Cu2 +, Co2 + and Cr3 + doping of a calcium phosphate cement influences materials properties and response of human mesenchymal stromal cells

•A brushite-forming calcium phosphate cement was modified by doping with bioactive Cu2 +, Co2 + and Cr3 + ions.•The metal ions were integrated in the cement matrix, setting was not affected.•The modified cements released the metal ions in doses non-toxic for cells.•Modification with Cr3 + ions enhanced the biocompatibility of the cement.

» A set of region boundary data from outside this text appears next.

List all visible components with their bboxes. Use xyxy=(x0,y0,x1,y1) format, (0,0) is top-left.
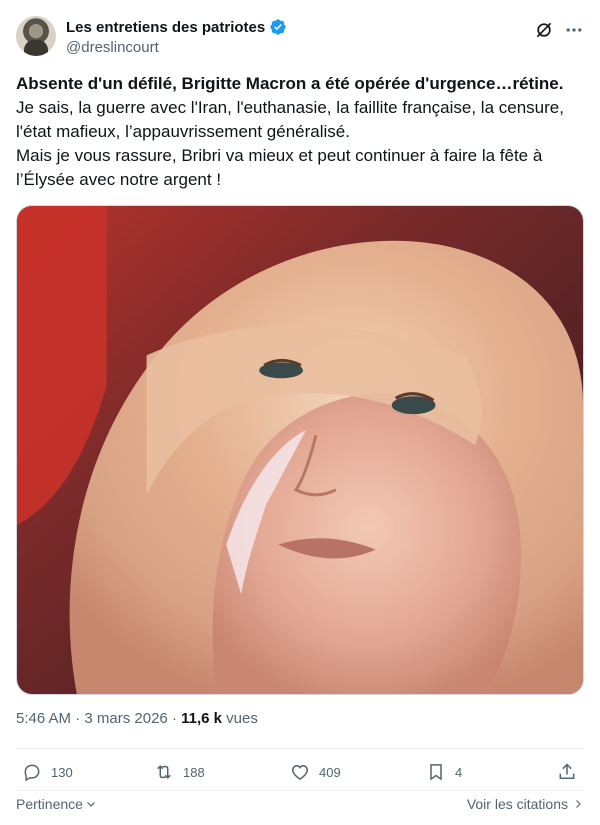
tweet-date[interactable]: 3 mars 2026 xyxy=(84,710,167,727)
meta-separator: · xyxy=(71,710,85,727)
tweet-time[interactable]: 5:46 AM xyxy=(16,710,71,727)
reply-icon xyxy=(24,764,40,782)
bookmark-button[interactable]: 4 xyxy=(426,762,462,782)
like-button[interactable]: 409 xyxy=(290,762,341,782)
share-button[interactable] xyxy=(557,762,577,782)
views-count: 11,6 k xyxy=(181,710,223,727)
verified-badge-icon xyxy=(270,19,286,35)
reply-count: 130 xyxy=(51,764,73,780)
post-header: Les entretiens des patriotes @dreslincou… xyxy=(16,16,584,60)
meta-separator: · xyxy=(167,710,182,727)
sort-label: Pertinence xyxy=(16,796,83,812)
chevron-right-icon xyxy=(576,800,581,808)
view-quotes-label: Voir les citations xyxy=(466,796,568,812)
divider xyxy=(16,748,584,749)
action-bar: 130 188 409 4 xyxy=(16,758,584,790)
tweet-media-photo[interactable] xyxy=(16,205,584,695)
photo-illustration xyxy=(17,206,583,694)
share-icon xyxy=(559,763,575,779)
views-label: vues xyxy=(222,710,258,727)
author-display-name[interactable]: Les entretiens des patriotes xyxy=(66,19,265,36)
like-icon xyxy=(291,764,309,780)
tweet-paragraph: Mais je vous rassure, Bribri va mieux et… xyxy=(16,146,543,189)
author-name-row: Les entretiens des patriotes xyxy=(66,18,287,36)
reply-button[interactable]: 130 xyxy=(22,762,73,782)
like-count: 409 xyxy=(319,764,341,780)
replies-footer: Pertinence Voir les citations xyxy=(16,796,584,816)
view-quotes-link[interactable]: Voir les citations xyxy=(467,796,584,812)
bookmark-icon xyxy=(430,764,442,781)
grok-icon[interactable] xyxy=(534,20,554,40)
avatar[interactable] xyxy=(16,16,56,56)
repost-button[interactable]: 188 xyxy=(154,762,205,782)
author-handle[interactable]: @dreslincourt xyxy=(66,39,159,56)
divider xyxy=(16,790,584,791)
repost-icon xyxy=(157,765,171,779)
sort-dropdown[interactable]: Pertinence xyxy=(16,796,97,812)
tweet-paragraph: Je sais, la guerre avec l'Iran, l'euthan… xyxy=(16,98,564,141)
tweet-text: Absente d'un défilé, Brigitte Macron a é… xyxy=(16,72,586,192)
bookmark-count: 4 xyxy=(455,764,463,780)
repost-count: 188 xyxy=(183,764,205,780)
tweet-meta: 5:46 AM · 3 mars 2026 · 11,6 k vues xyxy=(16,710,258,727)
more-icon[interactable] xyxy=(564,20,584,40)
chevron-down-icon xyxy=(87,802,95,807)
tweet-headline: Absente d'un défilé, Brigitte Macron a é… xyxy=(16,74,564,93)
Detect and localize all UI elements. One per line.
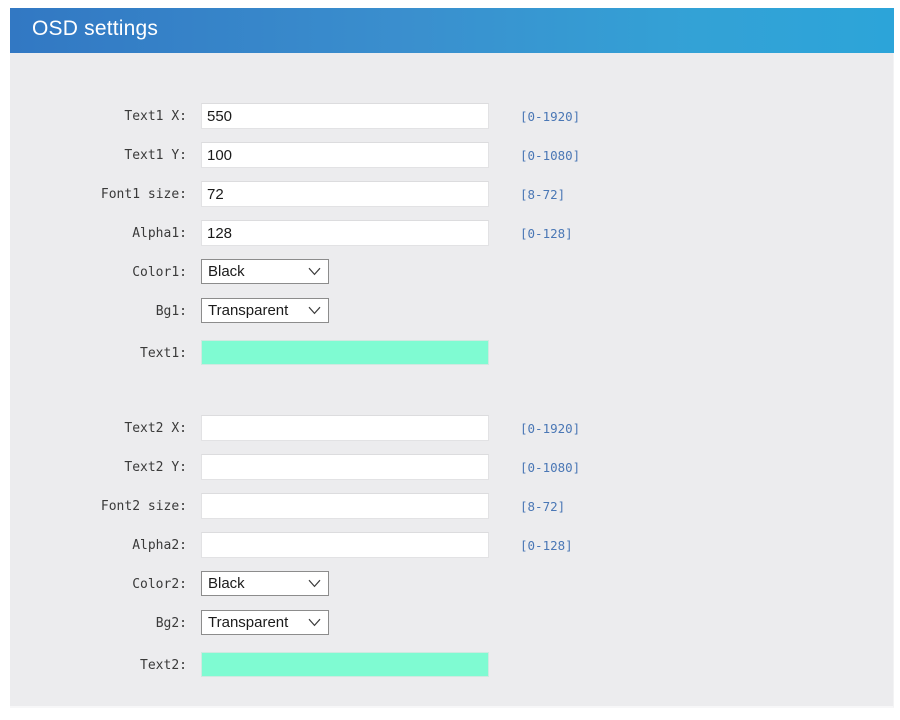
hint-font1_size: [8-72] [520,187,566,202]
panel-body: Text1 X: [0-1920] Text1 Y: [0-1080] Font1 si… [10,53,894,708]
hint-text1_y: [0-1080] [520,148,581,163]
label-alpha2: Alpha2: [132,538,187,553]
hint-alpha2: [0-128] [520,538,573,553]
page-title: OSD settings [32,17,159,40]
input-text1_y[interactable] [201,142,489,168]
label-text1_y: Text1 Y: [124,148,187,163]
field-wrap-color2: Black [201,571,329,601]
label-bg1: Bg1: [155,304,187,319]
field-wrap-bg2: Transparent [201,610,329,640]
label-color2: Color2: [132,577,187,592]
field-wrap-bg1: Transparent [201,298,329,328]
hint-text2_y: [0-1080] [520,460,581,475]
input-text2[interactable] [201,652,489,677]
hint-text1_x: [0-1920] [520,109,581,124]
chevron-down-icon [308,579,321,588]
select-bg2[interactable]: Transparent [201,610,329,635]
chevron-down-icon [308,267,321,276]
select-bg1[interactable]: Transparent [201,298,329,323]
label-text1: Text1: [140,346,187,361]
hint-font2_size: [8-72] [520,499,566,514]
field-wrap-text1_x [201,103,489,129]
field-wrap-color1: Black [201,259,329,289]
select-value-bg1: Transparent [208,302,289,319]
field-wrap-alpha1 [201,220,489,246]
input-font2_size[interactable] [201,493,489,519]
field-wrap-text2_y [201,454,489,480]
label-text2: Text2: [140,658,187,673]
input-text2_y[interactable] [201,454,489,480]
label-color1: Color1: [132,265,187,280]
label-font2_size: Font2 size: [100,499,187,514]
select-color2[interactable]: Black [201,571,329,596]
field-wrap-text1 [201,340,489,365]
input-text1[interactable] [201,340,489,365]
field-wrap-font1_size [201,181,489,207]
field-wrap-text2_x [201,415,489,441]
input-text2_x[interactable] [201,415,489,441]
field-wrap-font2_size [201,493,489,519]
label-text2_y: Text2 Y: [124,460,187,475]
hint-alpha1: [0-128] [520,226,573,241]
panel-header: OSD settings [10,8,894,53]
select-value-color2: Black [208,575,245,592]
select-value-bg2: Transparent [208,614,289,631]
label-font1_size: Font1 size: [100,187,187,202]
input-text1_x[interactable] [201,103,489,129]
input-alpha1[interactable] [201,220,489,246]
field-wrap-text1_y [201,142,489,168]
label-alpha1: Alpha1: [132,226,187,241]
field-wrap-text2 [201,652,489,677]
osd-settings-page: OSD settings Text1 X: [0-1920] Text1 Y: [0-… [0,0,900,720]
label-text1_x: Text1 X: [124,109,187,124]
chevron-down-icon [308,618,321,627]
input-alpha2[interactable] [201,532,489,558]
select-value-color1: Black [208,263,245,280]
label-bg2: Bg2: [155,616,187,631]
select-color1[interactable]: Black [201,259,329,284]
input-font1_size[interactable] [201,181,489,207]
chevron-down-icon [308,306,321,315]
hint-text2_x: [0-1920] [520,421,581,436]
label-text2_x: Text2 X: [124,421,187,436]
field-wrap-alpha2 [201,532,489,558]
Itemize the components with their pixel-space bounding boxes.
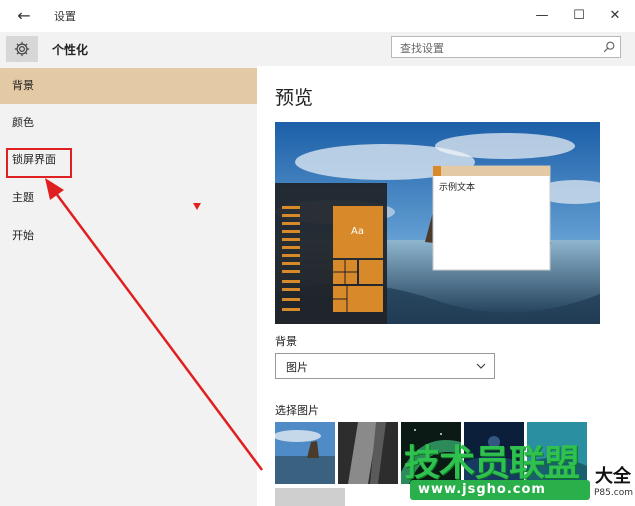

The application of biologically active metal ions to stimulate cellular reactions is a promising strategy to accelerate bone defect healing. Brushite-forming calcium phosphate cements were modified with low doses of Cu2 +, Co2 + and Cr3 +. The modified cements released the metal ions in vitro in concentrations which were shown to be non-toxic for cells. The release kinetics correlated with the solubility of the respective metal phosphates: 17-45 wt.-% of Co2 + and Cu2 +, but < 1 wt.-% of Cr3 + were released within 28 days. Moreover, metal ion doping led to alterations in the exchange of calcium and phosphate ions with cell culture medium. In case of cements modified with 50 mmol Cr3 +/mol β-tricalcium phosphate (β-TCP), XRD and SEM analyses revealed a significant amount of monetite and a changed morphology of the cement matrix. Cell culture experiments with human mesenchymal stromal cells indicated that the observed cell response is not only influenced by the released metal ions but also by changed cement properties. A positive effect of modifications with 50 mmol Cr3 + or 10 mmol Cu2 + per mol β-TCP on cell behaviour was observed in indirect and direct culture. Modification with Co2 + resulted in a clear suppression of cell proliferation and osteogenic differentiation. In conclusion, metal ion doping of the cement influences cellular activities in addition to the effect of released metal ions by changing properties of the ceramic matrix.